She keeps them in a package wrapped in brown paper, tied with string, _Kate Andrews_ on a piece of card. If you could cry, you would. Finally, something that's yours.

You dress but when you look in the mirror your photo is gone and your neck is so ugly looking that you put a scarf you hadn't been planning on wearing around your throat. The pressure on your windpipe makes you retch and you have to loosen it, but that doesn't stop you from retching.

You spend most of the rest of the morning vomiting the breakfast Betty and Gladys put together into the toilet, because even though the scarf is nowhere near your neck, you can still feel the pressure of it, of his hands tightening and closing your airways; the kind of vomiting where you struggle to breathe and tears pour down your face and your chest is heaving and you can't breathe in long enough to stop vomiting and there's nothing left, just foul-tasting bile but it won't stop coming up. When you finally finish you're worn out and gasping for breath and it's too hard to even get to the sink to rinse your mouth out. But the tiled floor is cool against your hot face and you pass out.

And that's how Betty finds you, a few hours later. She just sighs and pulls you upright, over to the sink and runs wet hands over your face and, after a brief pause, your neck. She's gentle enough but it makes your empty stomach clench and you have to push her away. She's not daunted, just undoes the buttons of your dress and disappears. She comes back with a clean dress and her toothbrush loaded with toothpaste and leaves again without a word.

So you clean yourself up, thankfully scrub your mouth out, put on the clean dress and she's waiting in the hallway; lit cigarette between her fingers, leaning against the wall. You nod and she swaps your dirty dress for her cigarette and goes back into the washroom, throwing your dress over a hanging line when she comes back out. You inhale slowly and the smoke tastes terrible with toothpaste but at least your mouth feels cleaner. She smiles sideways at you.

"Ready to go?" she asks, and you can tell this is something she doesn't want to do. So you nod, because this is something you don't want to do either.

* * *

Author's note: Going to the land before internet for a few days (Otherwise known as 'walkabout' or 'going bush', or 'any Australian country town'.). Ironic because I just cabled a building for internet. Got a few chapters up that I can release with my phone if I get up on the roof or to the nearest town's library. Will be back in time for the FemSlashCon Bomb Girls panel.

Title from the Australian play/movie (Brand New Day)


	5. Normal and Home

Chapter 5: Normal and Home

* * *

His body is gone when you get to the alley. You're sure it's because he's alive; she's sure it's because someone's found him but for sure you need to get out of this alley. Again.

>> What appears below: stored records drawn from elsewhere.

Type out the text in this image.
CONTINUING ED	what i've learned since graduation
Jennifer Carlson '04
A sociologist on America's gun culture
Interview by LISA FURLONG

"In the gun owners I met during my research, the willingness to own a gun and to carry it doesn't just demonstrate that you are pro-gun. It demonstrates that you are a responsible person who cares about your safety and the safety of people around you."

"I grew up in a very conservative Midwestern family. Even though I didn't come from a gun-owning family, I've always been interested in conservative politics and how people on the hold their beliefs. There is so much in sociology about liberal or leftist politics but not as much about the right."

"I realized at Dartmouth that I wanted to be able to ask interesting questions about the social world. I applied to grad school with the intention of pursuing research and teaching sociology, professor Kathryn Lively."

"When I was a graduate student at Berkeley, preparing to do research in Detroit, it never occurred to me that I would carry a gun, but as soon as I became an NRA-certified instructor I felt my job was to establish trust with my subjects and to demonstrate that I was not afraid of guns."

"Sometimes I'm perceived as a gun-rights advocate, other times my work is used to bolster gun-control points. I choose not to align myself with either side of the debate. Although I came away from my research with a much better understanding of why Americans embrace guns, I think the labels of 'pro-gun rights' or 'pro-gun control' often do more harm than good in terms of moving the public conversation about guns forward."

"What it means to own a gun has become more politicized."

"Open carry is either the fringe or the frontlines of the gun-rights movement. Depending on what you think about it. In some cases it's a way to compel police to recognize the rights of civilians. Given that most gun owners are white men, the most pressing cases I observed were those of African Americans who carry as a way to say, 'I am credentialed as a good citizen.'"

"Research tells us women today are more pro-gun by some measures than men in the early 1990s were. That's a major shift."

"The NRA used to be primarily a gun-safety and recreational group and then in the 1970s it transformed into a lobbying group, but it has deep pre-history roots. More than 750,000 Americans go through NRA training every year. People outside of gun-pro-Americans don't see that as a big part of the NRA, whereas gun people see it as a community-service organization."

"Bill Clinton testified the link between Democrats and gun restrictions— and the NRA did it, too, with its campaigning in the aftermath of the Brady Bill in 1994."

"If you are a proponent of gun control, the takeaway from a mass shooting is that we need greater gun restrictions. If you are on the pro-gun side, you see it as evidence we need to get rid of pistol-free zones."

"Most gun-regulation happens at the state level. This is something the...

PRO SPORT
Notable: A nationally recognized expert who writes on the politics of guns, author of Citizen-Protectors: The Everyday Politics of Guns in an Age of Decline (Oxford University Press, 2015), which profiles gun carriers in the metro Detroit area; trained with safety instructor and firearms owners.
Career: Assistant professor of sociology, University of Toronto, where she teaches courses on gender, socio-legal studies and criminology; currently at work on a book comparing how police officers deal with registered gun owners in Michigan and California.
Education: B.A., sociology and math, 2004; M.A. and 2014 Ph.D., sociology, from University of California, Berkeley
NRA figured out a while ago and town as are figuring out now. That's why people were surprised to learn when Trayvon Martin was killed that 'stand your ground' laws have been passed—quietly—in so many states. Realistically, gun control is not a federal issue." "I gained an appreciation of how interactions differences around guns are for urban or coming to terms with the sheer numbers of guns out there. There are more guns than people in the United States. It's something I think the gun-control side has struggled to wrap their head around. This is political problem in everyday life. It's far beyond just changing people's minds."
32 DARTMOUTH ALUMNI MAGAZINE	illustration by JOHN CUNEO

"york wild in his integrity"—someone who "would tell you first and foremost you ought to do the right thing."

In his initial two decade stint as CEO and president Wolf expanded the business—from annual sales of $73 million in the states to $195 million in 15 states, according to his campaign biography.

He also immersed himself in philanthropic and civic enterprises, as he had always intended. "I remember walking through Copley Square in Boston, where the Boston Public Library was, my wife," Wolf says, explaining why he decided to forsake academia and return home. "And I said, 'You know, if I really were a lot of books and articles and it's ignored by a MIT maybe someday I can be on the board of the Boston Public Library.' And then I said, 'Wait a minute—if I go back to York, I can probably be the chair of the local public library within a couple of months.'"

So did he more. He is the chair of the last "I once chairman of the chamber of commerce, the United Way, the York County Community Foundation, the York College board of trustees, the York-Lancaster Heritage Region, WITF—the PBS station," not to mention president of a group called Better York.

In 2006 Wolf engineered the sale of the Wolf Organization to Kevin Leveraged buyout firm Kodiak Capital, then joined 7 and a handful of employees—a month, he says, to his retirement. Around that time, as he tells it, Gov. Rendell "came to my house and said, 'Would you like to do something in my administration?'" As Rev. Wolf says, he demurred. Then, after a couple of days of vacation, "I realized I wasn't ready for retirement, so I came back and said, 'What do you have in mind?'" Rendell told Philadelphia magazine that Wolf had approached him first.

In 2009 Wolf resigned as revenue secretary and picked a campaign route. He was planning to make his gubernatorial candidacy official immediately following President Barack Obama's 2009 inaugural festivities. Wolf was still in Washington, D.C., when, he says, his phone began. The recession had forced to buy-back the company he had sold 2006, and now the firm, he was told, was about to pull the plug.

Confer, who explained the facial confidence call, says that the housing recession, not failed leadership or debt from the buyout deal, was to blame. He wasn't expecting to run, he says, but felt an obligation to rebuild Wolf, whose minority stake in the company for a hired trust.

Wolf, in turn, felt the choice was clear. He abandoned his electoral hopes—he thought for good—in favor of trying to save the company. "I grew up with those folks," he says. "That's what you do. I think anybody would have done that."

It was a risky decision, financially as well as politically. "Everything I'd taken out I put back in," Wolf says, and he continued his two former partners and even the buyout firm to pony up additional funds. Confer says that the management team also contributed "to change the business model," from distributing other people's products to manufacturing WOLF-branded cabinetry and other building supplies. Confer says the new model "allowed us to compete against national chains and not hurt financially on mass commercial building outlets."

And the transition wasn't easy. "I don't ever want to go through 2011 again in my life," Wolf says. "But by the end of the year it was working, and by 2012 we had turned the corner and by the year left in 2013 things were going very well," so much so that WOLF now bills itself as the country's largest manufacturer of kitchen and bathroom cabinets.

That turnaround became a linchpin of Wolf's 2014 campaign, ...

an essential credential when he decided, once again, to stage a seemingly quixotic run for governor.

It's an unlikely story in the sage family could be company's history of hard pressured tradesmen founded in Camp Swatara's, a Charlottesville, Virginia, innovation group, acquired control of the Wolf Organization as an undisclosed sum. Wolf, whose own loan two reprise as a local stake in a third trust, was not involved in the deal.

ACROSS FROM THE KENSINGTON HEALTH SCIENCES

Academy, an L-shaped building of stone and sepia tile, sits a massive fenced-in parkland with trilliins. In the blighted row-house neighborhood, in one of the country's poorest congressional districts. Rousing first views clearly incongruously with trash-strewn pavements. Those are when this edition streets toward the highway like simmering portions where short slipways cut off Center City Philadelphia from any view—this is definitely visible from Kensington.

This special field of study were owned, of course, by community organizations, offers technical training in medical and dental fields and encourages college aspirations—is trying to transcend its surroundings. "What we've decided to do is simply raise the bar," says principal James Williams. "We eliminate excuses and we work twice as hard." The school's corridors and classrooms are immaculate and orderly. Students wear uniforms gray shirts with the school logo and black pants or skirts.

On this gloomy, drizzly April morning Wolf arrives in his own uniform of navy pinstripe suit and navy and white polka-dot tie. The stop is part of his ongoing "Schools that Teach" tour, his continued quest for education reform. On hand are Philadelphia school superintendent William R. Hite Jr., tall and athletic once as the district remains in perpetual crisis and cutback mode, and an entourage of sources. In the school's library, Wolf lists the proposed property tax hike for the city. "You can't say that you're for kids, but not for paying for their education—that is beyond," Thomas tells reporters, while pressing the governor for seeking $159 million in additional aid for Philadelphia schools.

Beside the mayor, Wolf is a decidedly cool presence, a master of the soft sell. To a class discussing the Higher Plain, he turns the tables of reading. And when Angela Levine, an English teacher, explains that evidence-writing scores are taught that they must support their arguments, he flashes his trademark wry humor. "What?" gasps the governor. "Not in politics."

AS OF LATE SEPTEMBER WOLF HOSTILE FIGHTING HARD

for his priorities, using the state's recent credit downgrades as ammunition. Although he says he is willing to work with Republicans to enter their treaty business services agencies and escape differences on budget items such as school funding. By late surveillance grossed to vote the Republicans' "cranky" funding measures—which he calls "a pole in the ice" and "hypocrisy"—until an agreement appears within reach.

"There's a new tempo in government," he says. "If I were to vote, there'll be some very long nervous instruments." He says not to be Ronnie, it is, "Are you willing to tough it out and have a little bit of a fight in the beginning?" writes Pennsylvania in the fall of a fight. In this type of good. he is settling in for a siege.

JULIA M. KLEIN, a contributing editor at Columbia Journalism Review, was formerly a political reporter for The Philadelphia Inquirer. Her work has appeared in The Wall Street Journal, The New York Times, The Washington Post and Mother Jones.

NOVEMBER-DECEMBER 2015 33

You still feel his fingers on your throat. It itches, and you have trouble keeping your nails away from it. Betty slaps your hand down three times that afternoon but doesn't even look at you.

Normal. You'll be acting like normal.

* * *

You go meet her boyfriend and a boy for you at a bar. That seems normal. Betty's boyfriend seems nice, but something seems off-kilter. You know you didn't imagine sitting at the piano with her; her nervousness belies that, but she's so… normal. You don't know how she could say she loved you if she can turn around and start dating Ivan, who is very different from you. Maybe you mistook her intentions, after all. Maybe she meant to kiss your cheek. Maybe she just said that so you would know, just once, what it felt like to be loved, even as you pushed her away and stood behind your father to hide from someone who had been nothing but decent to you, someone that took care of you.

Your father. You're not supposed to be thinking about him. You're supposed to be acting normal. You cast a glance at Betty and she's laughing with her hand on Ivan's arm and she looks so… normal.

Maybe she is normal.

Which is what you should be right now, but you can't bring yourself to talk to Ivan's friend. Your throat itches and it still hurts to talk and you keep seeing your father everywhere.

He's everywhere. Everywhere. He never stops watching.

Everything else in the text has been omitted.